6. Poll data indicates that 2/3 to 70 percent of the American people want the U.S. to disengage from Iraq. A majority oppose the 21,000 “surge” and almost that many want Congress to end financial support for the war.
7. Every presidential candidate, except John McCain, has staked out an anti-Iraq escalation position. In the Congress several bills are being introduced to send a message to the President against the war or to try to restrict his ability to continue war. The most comprehensive, which should be endorsed by CCDS is being introduced by “the triad,” Lynn Woolsey, Maxine Waters, and Barbara Lee, with a host of other signatories.
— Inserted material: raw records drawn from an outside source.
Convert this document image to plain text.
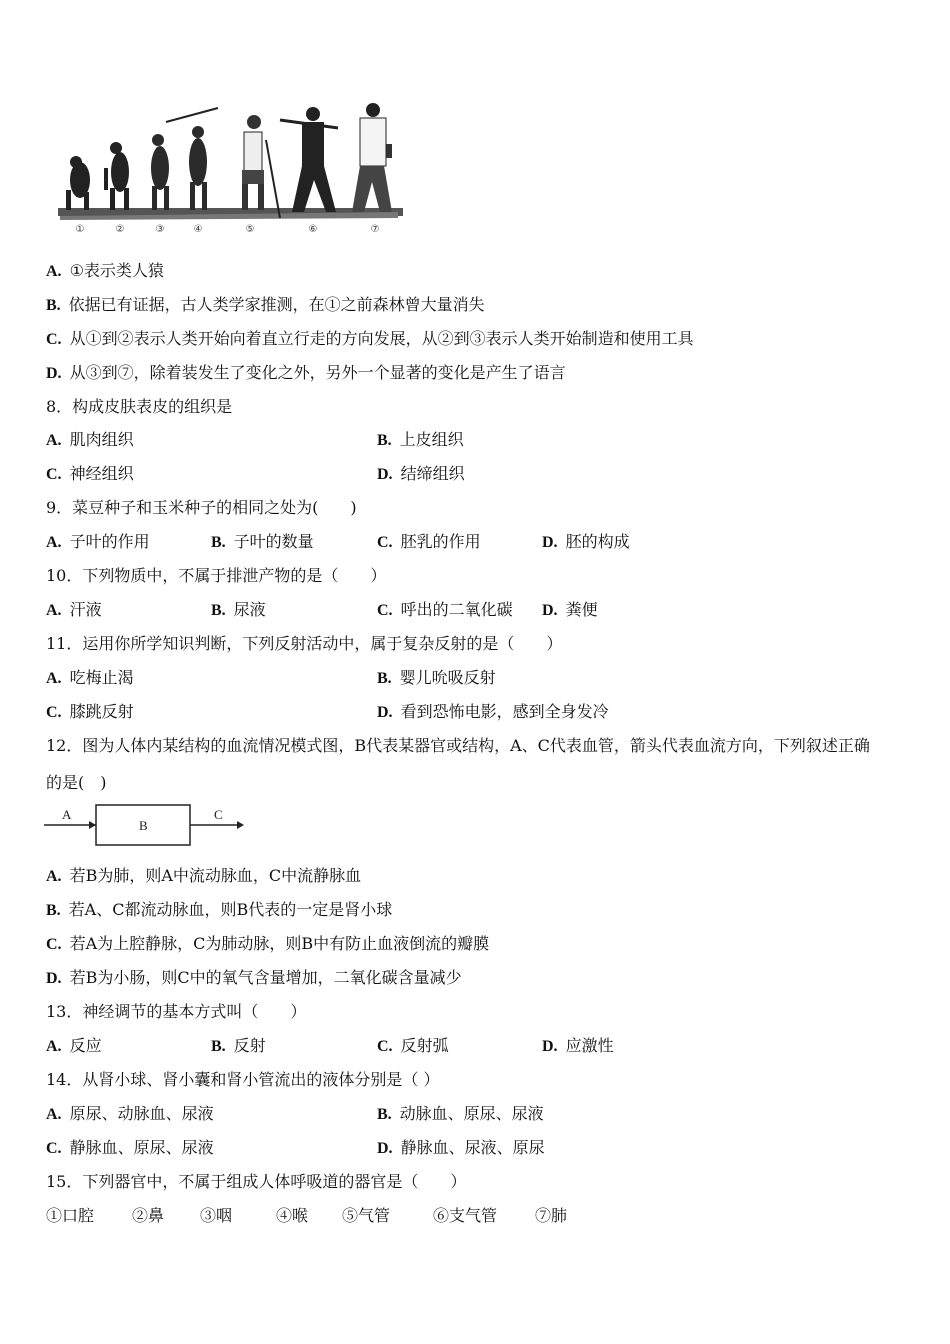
①	②	③	④	⑤	⑥	⑦
A. ①表示类人猿
B. 依据已有证据，古人类学家推测，在①之前森林曾大量消失
C. 从①到②表示人类开始向着直立行走的方向发展，从②到③表示人类开始制造和使用工具
D. 从③到⑦，除着装发生了变化之外，另外一个显著的变化是产生了语言
8．构成皮肤表皮的组织是
A. 肌肉组织	B. 上皮组织
C. 神经组织	D. 结缔组织
9．菜豆种子和玉米种子的相同之处为(　　)
A. 子叶的作用	B. 子叶的数量	C. 胚乳的作用	D. 胚的构成
10．下列物质中，不属于排泄产物的是（　　）
A. 汗液	B. 尿液	C. 呼出的二氧化碳 D. 粪便
11．运用你所学知识判断，下列反射活动中，属于复杂反射的是（　　）
A. 吃梅止渴	B. 婴儿吮吸反射
C. 膝跳反射	D. 看到恐怖电影，感到全身发冷
12．图为人体内某结构的血流情况模式图，B代表某器官或结构，A、C代表血管，箭头代表血流方向，下列叙述正确
的是(　)
A
B
C
A. 若B为肺，则A中流动脉血，C中流静脉血
B. 若A、C都流动脉血，则B代表的一定是肾小球
C. 若A为上腔静脉，C为肺动脉，则B中有防止血液倒流的瓣膜
D. 若B为小肠，则C中的氧气含量增加，二氧化碳含量减少
13．神经调节的基本方式叫（　　）
A. 反应	B. 反射	C. 反射弧	D. 应激性
14．从肾小球、肾小囊和肾小管流出的液体分别是（ ）
A. 原尿、动脉血、尿液	B. 动脉血、原尿、尿液
C. 静脉血、原尿、尿液	D. 静脉血、尿液、原尿
15．下列器官中，不属于组成人体呼吸道的器官是（　　）
①口腔 ②鼻 ③咽	④喉 ⑤气管	⑥支气管 ⑦肺
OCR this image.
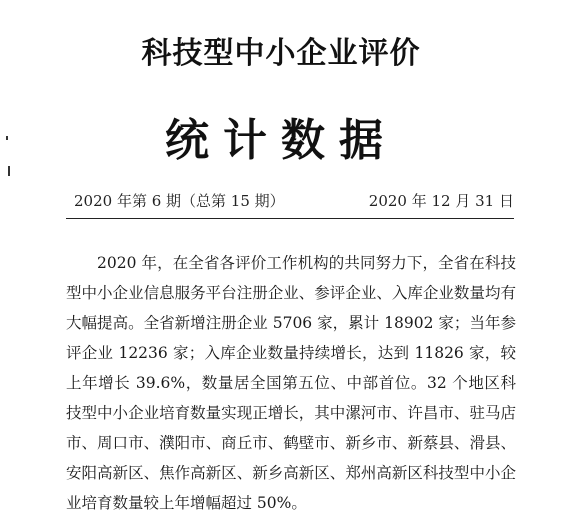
科技型中小企业评价
统计数据
2020 年第 6 期（总第 15 期）	2020 年 12 月 31 日

2020 年，在全省各评价工作机构的共同努力下，全省在科技型中小企业信息服务平台注册企业、参评企业、入库企业数量均有大幅提高。全省新增注册企业 5706 家，累计 18902 家；当年参评企业 12236 家；入库企业数量持续增长，达到 11826 家，较上年增长 39.6%，数量居全国第五位、中部首位。32 个地区科技型中小企业培育数量实现正增长，其中漯河市、许昌市、驻马店市、周口市、濮阳市、商丘市、鹤壁市、新乡市、新蔡县、滑县、安阳高新区、焦作高新区、新乡高新区、郑州高新区科技型中小企业培育数量较上年增幅超过 50%。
The bill called “Bring Our Troops Home and Sovereignty of Iraq Restoration Act of 2007” calls for a complete phased withdrawal of U.S. troops within six months; U.S. support for an international stabilization force, if requested by the Iraqis, including funds for economic reconstruction and humanitarian assistance; a rescinding of Congressional authorization to go to war; prohibition of permanent U.S. military bases in Iraq; prohibitions of long-term U.S. control of Iraqi oil; and full funding of Veterans Benefits for U.S. personnel wounded or in other ways injured by the war in Iraq.
8. In addition to the sharpening of conflicting forces around the war, the peace movement seems energized, activated and determined to continue to escalate the struggle. Along with the traditional consciousness and commitments of peace activists is the recognition that this time our movement is the majority movement. To use the language of CCDS, a progressive majority exists on the war issue. The only question that remains is how to make it more effective. A final Vietnam reminder here tells the story: opposition to war overseas-Vietnam, in Europe, throughout the world was coupled with growing opposition to that war at home. The same constellation of forces of resistance exists today in reference to the war in Iraq, and perhaps global opposition and growing opposition in the U.S. legislature is greater now than in the late 1960s.
9. Returning to the issue of the collective consciousness of the U.S. people, the idea of the “City on the Hill,” and the various formulations of the special American mission around the world, is delusional, arrogant, racist, and leads inevitably to conflict with other peoples and nations. Addressing the ideological superstructure of United States foreign policy may be more compelling for people today than raising issues of political economy, imperialism, and empire. In sum, this means taking on the neoconservative worldview.
But finally there is no “magic bullet” to end the war now but the trajectory of progressive movement activism seems to be correct.